Khôl a sorti son deuxième disque à l’automne, L’Archet. 7 chansons qui frottent et caressent les cordes sensibles, entre ode à la sensualité, douceur et révolte entremêlées. Elles collent à cette femme en quête d’éveil et d’équilibre.
Elle a une voix mutine. Et un regard presque enfantin, cerné de khôl comme il se doit. À l’image d’une femme qui s’émerveille de tout et fait fi des épreuves et de l’adversité . Y compris de l’âge. « J’aime l’idée de vieillir. J’ai hâte d’avoir 50 ou 60 ans. Le temps me rend meilleure ! »
L’aurait-elle apprivoisé ? Elle qui semble n’en faire qu’à sa tête, suivre ses intuitions. Et vivre dans l’idée de grandir, de s’élever. Quitte à se mettre en danger. À bifurquer, changer de voie pour trouver l’écrin adéquat à sa voix. Et se définir autrement. Hors des clivages artificiellement imposés par le monde de l’opéra, « violent, parfois cruel », où elle a gravité une douzaine d’années. « Pourquoi la Callas serait-elle plus grande que Barbara ? » Malgré l’incompréhension et les mises en garde, elle s’est tournée il y a 7 ans vers la chanson et la composition. Seule mais, dans une affirmation de soi quasi féministe, prête à tout affronter. Jusqu’aux sacrifices matériels. « Je paye cher le fait d’être libre de mon art. »

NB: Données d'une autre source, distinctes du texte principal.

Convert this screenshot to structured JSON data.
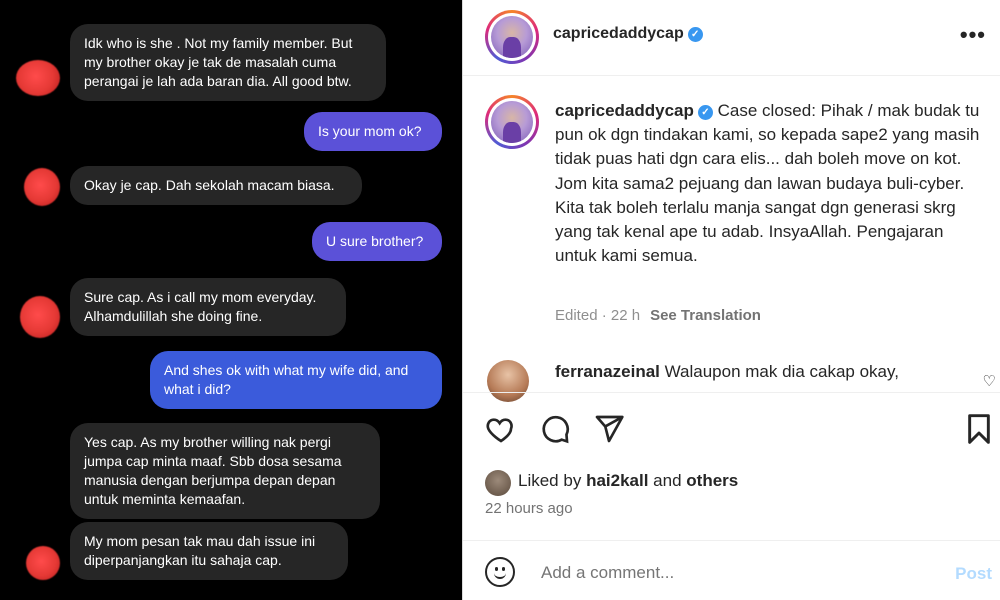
{
  "chat": {
    "messages": [
      {
        "dir": "in",
        "text": "Idk who is she . Not my family member. But my brother okay je tak de masalah cuma perangai je lah ada baran dia. All good btw."
      },
      {
        "dir": "out",
        "text": "Is your mom ok?"
      },
      {
        "dir": "in",
        "text": "Okay je cap. Dah sekolah macam biasa."
      },
      {
        "dir": "out",
        "text": "U sure brother?"
      },
      {
        "dir": "in",
        "text": "Sure cap. As i call my mom everyday. Alhamdulillah she doing fine."
      },
      {
        "dir": "out",
        "text": "And shes ok with what my wife did, and what i did?"
      },
      {
        "dir": "in",
        "text": "Yes cap. As my brother willing nak pergi jumpa cap minta maaf. Sbb dosa sesama manusia dengan berjumpa depan depan untuk meminta kemaafan."
      },
      {
        "dir": "in",
        "text": "My mom pesan tak mau dah issue ini diperpanjangkan itu sahaja cap."
      }
    ]
  },
  "post": {
    "header_username": "capricedaddycap",
    "more_icon": "more-horizontal-icon",
    "caption_username": "capricedaddycap",
    "caption_text": "Case closed: Pihak / mak budak tu pun ok dgn tindakan kami, so kepada sape2 yang masih tidak puas hati dgn cara elis... dah boleh move on kot. Jom kita sama2 pejuang dan lawan budaya buli-cyber. Kita tak boleh terlalu manja sangat dgn generasi skrg yang tak kenal ape tu adab. InsyaAllah. Pengajaran untuk kami semua.",
    "edited_meta": "Edited · 22 h",
    "see_translation": "See Translation",
    "comment_username": "ferranazeinal",
    "comment_text": "Walaupon mak dia cakap okay,",
    "likes_prefix": "Liked by",
    "likes_user": "hai2kall",
    "likes_and": "and",
    "likes_others": "others",
    "time_ago": "22 hours ago",
    "add_comment_placeholder": "Add a comment...",
    "post_label": "Post"
  },
  "colors": {
    "outgoing_bubble": "#5b51d8",
    "outgoing_bubble_blue": "#3b5bdb",
    "incoming_bubble": "#262626",
    "verified": "#3897f0",
    "post_button_disabled": "#b3dbff"
  }
}
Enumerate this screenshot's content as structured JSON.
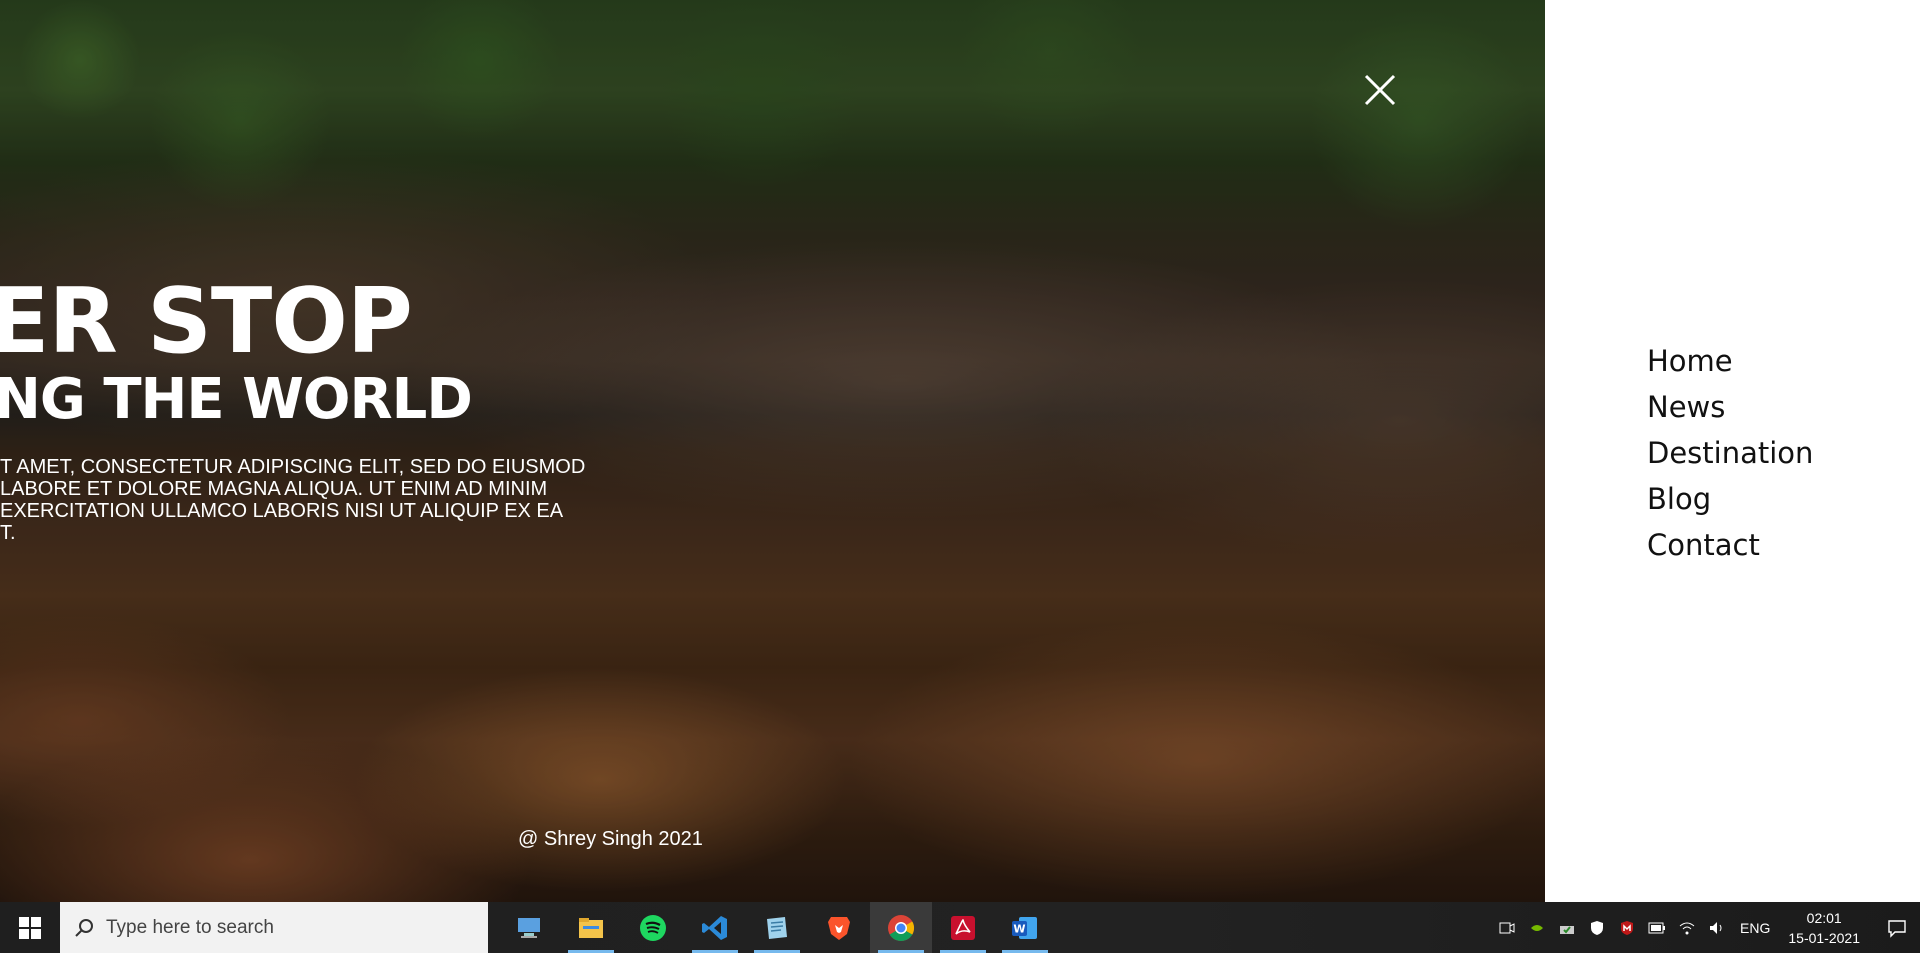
{
  "hero": {
    "headline_line1": "ER STOP",
    "headline_line2": "NG THE WORLD",
    "paragraph_lines": [
      "T AMET, CONSECTETUR ADIPISCING ELIT, SED DO EIUSMOD",
      "LABORE ET DOLORE MAGNA ALIQUA. UT ENIM AD MINIM",
      "EXERCITATION ULLAMCO LABORIS NISI UT ALIQUIP EX EA",
      "T."
    ],
    "credit": "@ Shrey Singh 2021"
  },
  "nav": {
    "items": [
      {
        "label": "Home"
      },
      {
        "label": "News"
      },
      {
        "label": "Destination"
      },
      {
        "label": "Blog"
      },
      {
        "label": "Contact"
      }
    ]
  },
  "taskbar": {
    "search_placeholder": "Type here to search",
    "apps": [
      {
        "icon": "remote-desktop-icon"
      },
      {
        "icon": "file-explorer-icon"
      },
      {
        "icon": "spotify-icon"
      },
      {
        "icon": "vscode-icon"
      },
      {
        "icon": "notepad-icon"
      },
      {
        "icon": "brave-icon"
      },
      {
        "icon": "chrome-icon",
        "active": true
      },
      {
        "icon": "acrobat-icon"
      },
      {
        "icon": "word-icon"
      }
    ],
    "language": "ENG",
    "time": "02:01",
    "date": "15-01-2021"
  },
  "colors": {
    "panel_bg": "#ffffff",
    "nav_text": "#111111",
    "taskbar_bg": "#202020",
    "accent": "#76b9ed"
  }
}
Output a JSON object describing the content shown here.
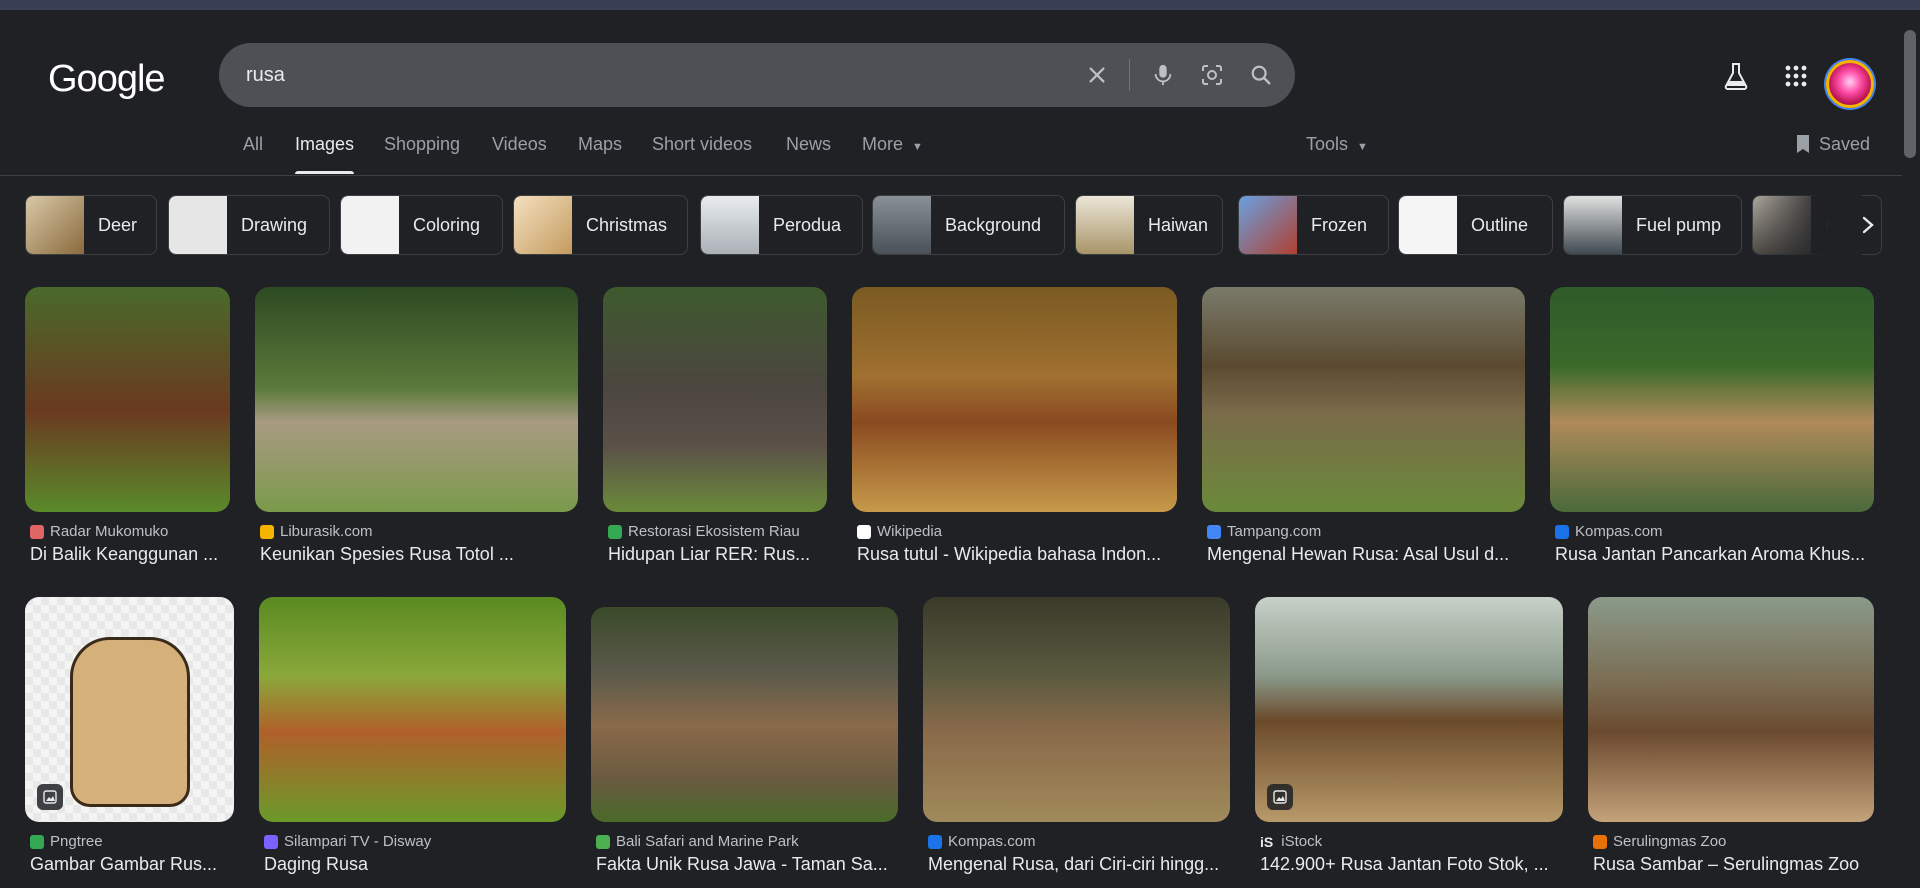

Cette capacité à s’émanciper et à tout surmonter était très tôt présente. Lorsqu’à 5 ans elle doit prendre le train trois fois par semaine de Baccarat où elle est élevée par ses grands-parents, pour rejoindre parfois seule l’ancien Conservatoire de Nancy – elle y a été inscrite avant même de savoir écrire. C’est le destin que s’était choisi celle qui, un an plus tôt, avait été émerveillée par une représentation des Cloches de Corneville. Violon, solfège, piano, chorale à Baccarat, diplômes obtenus dès 14-15 ans. Parcours scolaire irréprochable à côté. L’université à Nancy puis à la Sorbonne où elle décroche une maîtrise en littérature, parallèlement à une formation lyrique au Conservatoire de Paris – elle y a été admise alors qu’elle n’avait que 16 ans. Premier contrat comme soprano à 23 ans. Et 10 ans à faire beaucoup de remplacements. Jusqu’à la désillusion.
Et un déclic. La composition de One, sa première création. La chanson donc ? Rien de transgressif pour celle écoutait aussi la radio en étant séduite par Queen, Lenny Kravitz ou MC Solaar.
Une décision qu’elle prend à bras le corps. Avec naïveté souvent. Elle n’a aucun réseau ? Pas grave. Il lui faut un nom moins commun que Claire Simon ? Elle opte pour Khôl. Après tout ce trait noir souligne ses yeux depuis son adolescence. Et son autre facette, déterminée et indépendante. Il lui faut un premier CD pour décrocher des concerts ? Elle le réalise seule. Autour du concept du sac, celui parfois lourd qu’on trimballe, ou celui qui est synonyme de voyage.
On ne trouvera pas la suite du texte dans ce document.